Estradiol (E2) ELISA Kit

This assay employs the competitive enzyme immunoassay technique. The microtiter plate provided in this kit has been pre-coated with goat-anti-rabbit antibody. Standards or samples are added to the appropriate microtiter plate wells with an antibody specific for E2 and Horseradish Peroxidase (HRP) conjugated E2. The competitive inhibition reaction is launched between with HRP labeled E2 and unlabeled E2 with the antibody. A substrate solution is added to the wells and the color develops in opposite to the amount of E2 in the sample. The color development is stopped and the intensity of the color is measured.

 

Estradiol is an estrogenic hormone, C18H24O2, produced by the ovaries and used in treating estrogen deficiency. Estradiol is essential for maintaining normal female functions and is normally produced by the ovaries. After menopause, the ovaries decrease their production of this hormone. Estradiol is a sex hormone. Estradiol is the predominant sex hormone present in females; however, it is present in males, albeit at lower levels, as well. It represents the major estrogen in humans. Estradiol has not only a critical impact on reproductive and sexual functioning, but also affects other organs including the bones.Estradiol is produced not only in the gonads: In both sexes, precursor hormones, to be specific testosterone, are converted by aromatization to estradiol. In particular, fat cells are active to convert precursors to estradiol, and will continue to do so even after menopause.
 

Reagents	Quantity	Reagents	Quantity
Assay plate (96 Wells)	1	Instruction manual	1
Standard	6 x 1 mL	Antibody	1 x 6 mL
HRP-Conjugate	1 x 6 mL	Wash Buffer (concentrate 20 x)	1 x 15 mL
Substrate A	1 x 7 mL	Substrate B	1 x 7 mL
Stop Solution	1 x 7 mL	Adhesive Films	4

 

 

This assay has high sensitivity and excellent specificity for detection of E2. No significant cross-reactivity or interference between E2 and analogues was observed.
 

Matrices listed below were spiked with certain level of recombinant E2 and the recovery rates were calculated by comparing the measured value to the expected amount of E2 in samples.

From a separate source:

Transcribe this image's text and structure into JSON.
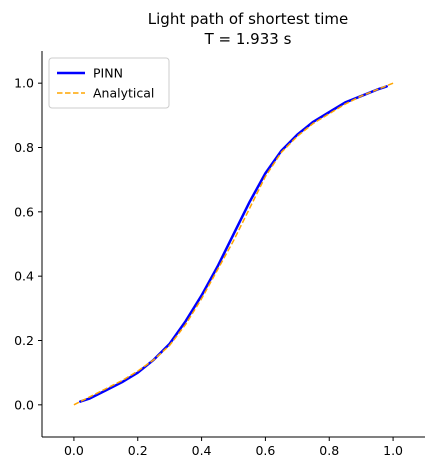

Sample Type	Number	Recovery range (%)	Average(%)
Serum	10	90-101	96
EDTA plasma	10	89-97	93
Heparin plasma	10	91-99	95

 

Intra-assay Precision (Precision within an assay) Three samples of known concentration were tested twenty times on one plate to assess intra-assay precision. Inter-assay Precision (Precision between assays) Three samples of known concentration were tested in forty separate assays to assess inter-assay precision. CV (%) = SD/meanX100 Intra-Assay: CV<8% Inter-Assay: CV<12%
 

The linearity of the kit was assayed by testing samples spiked with appropriate concentration of E2 and their serial dilutions. The results were demonstrated by the percentage of calculated concentration to the expected.

Sample Type	1：2	1：4	1：8	1：16
Serum	78-89%	81-99%	92-103%	95-105%
EDTA plasma	91-101%	90-98%	93-101%	91-98%
Heparin plasma	92-103%	93-102%	92-99%	91-101%

 

The stability of ELISA kit is determined by the loss rate of activity. The loss rate of this kit is less than 5% within the expiration date under appropriate storage condition. The loss rate was determined by accelerated thermal degradation test. Keep the kit at 37°C for 4 and 7 days, and compare O.D.values of the kit kept at 37°C with that of at recommended temperature. (referring from China Biological Products Standard, which was calculated by the Arrhenius equation. For ELISA kit, 4 days storage at 37°C can be considered as 6 months at 2 - 8°C, which means 7 days at 37°C equaling 12 months at 2 - 8°C).
 

Serum: Use a serum separator tube (SST) and allow samples to clot for two hours at room temperature or overnight at 2 - 8°C before centrifugation for 15 minutes at 1000 × g. Remove serum and assay immediately or aliquot and store samples at ≤ -20°C. Avoid repeated freeze-thaw cycles. Plasma: Collect plasma using EDTA, or heparin as an anticoagulant. Centrifuge for 15 minutes at 1000 × g at 2 - 8°C within 30 minutes of collection. Assay immediately or aliquot and store samples at ≤ -20°C. Avoid repeated freeze-thaw cycles. Other biological fluids: Centrifuge samples for 20 minutes at 1000 × g. Remove particulates and assay immediately or store samples in aliquot at -20°C or -80°C. Avoid repeated freeze/thaw cycles.
 

Store at 2-8°C. Please refer to Instruction Manual.